Dysfunction in T cells limits the efficacy of cancer immunotherapy. We profiled the epigenome, transcriptome, and enhancer connectome of exhaustion-prone GD2-targeting HA-28z chimeric antigen receptor (CAR) T cells and control CD19-targeting CAR T cells, which present less exhaustion-inducing tonic signaling, at multiple points during their ex vivo expansion. We found widespread, dynamic changes in chromatin accessibility and three-dimensional (3D) chromosome conformation preceding changes in gene expression, notably at loci proximal to exhaustion-associated genes such as PDCD1, CTLA4, and HAVCR2, and increased DNA motif access for AP-1 family transcription factors, which are known to promote exhaustion. Although T cell exhaustion has been studied in detail in mice, we find that the regulatory networks of T cell exhaustion differ between species and involve distinct loci of accessible chromatin and cis-regulated target genes in human CAR T cell exhaustion. Deletion of exhaustion-specific candidate enhancers of PDCD1 suppress the expression of PD-1 in an in vitro model of T cell dysfunction and in HA-28z CAR T cells, suggesting enhancer editing as a path forward in improving cancer immunotherapy.

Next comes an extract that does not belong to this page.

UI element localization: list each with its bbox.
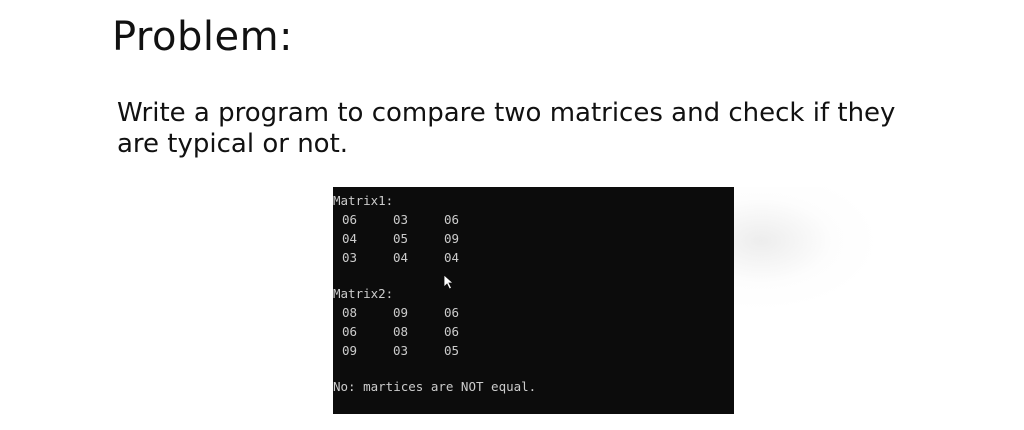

T细胞功能障碍限制了癌症免疫疗法的功效。我们分析了易耗竭的 GD2 靶向 HA-28z 嵌合抗原受体 (CAR) T 细胞和对照 CD19 靶向 CAR T 细胞的表观基因组、转录组和增强子连接组，这些细胞在多个时间点呈现较少的耗竭诱导强直信号。他们的离体扩张。我们发现染色质可及性和三维 (3D) 染色体构象的广泛动态变化先于基因表达的变化，特别是在与衰竭相关基因（如PDCD1、CTLA4和HAVCR2 ）接近的基因座上，并且增加了对 AP-1 家族转录因子的 DNA 基序访问，这些转录因子已知会促进衰竭。尽管已经在小鼠中详细研究了 T 细胞耗竭，但我们发现 T 细胞耗竭的调节网络在物种之间存在差异，并且涉及人类 CAR T 细胞耗竭中可接近的染色质和顺式调节的靶基因的不同位点。在 T 细胞功能障碍的体外模型和 HA-28z CAR T 细胞中，删除PDCD1的衰竭特异性候选增强子会抑制 PD-1 的表达，这表明增强子编辑是改善癌症免疫治疗的一条途径。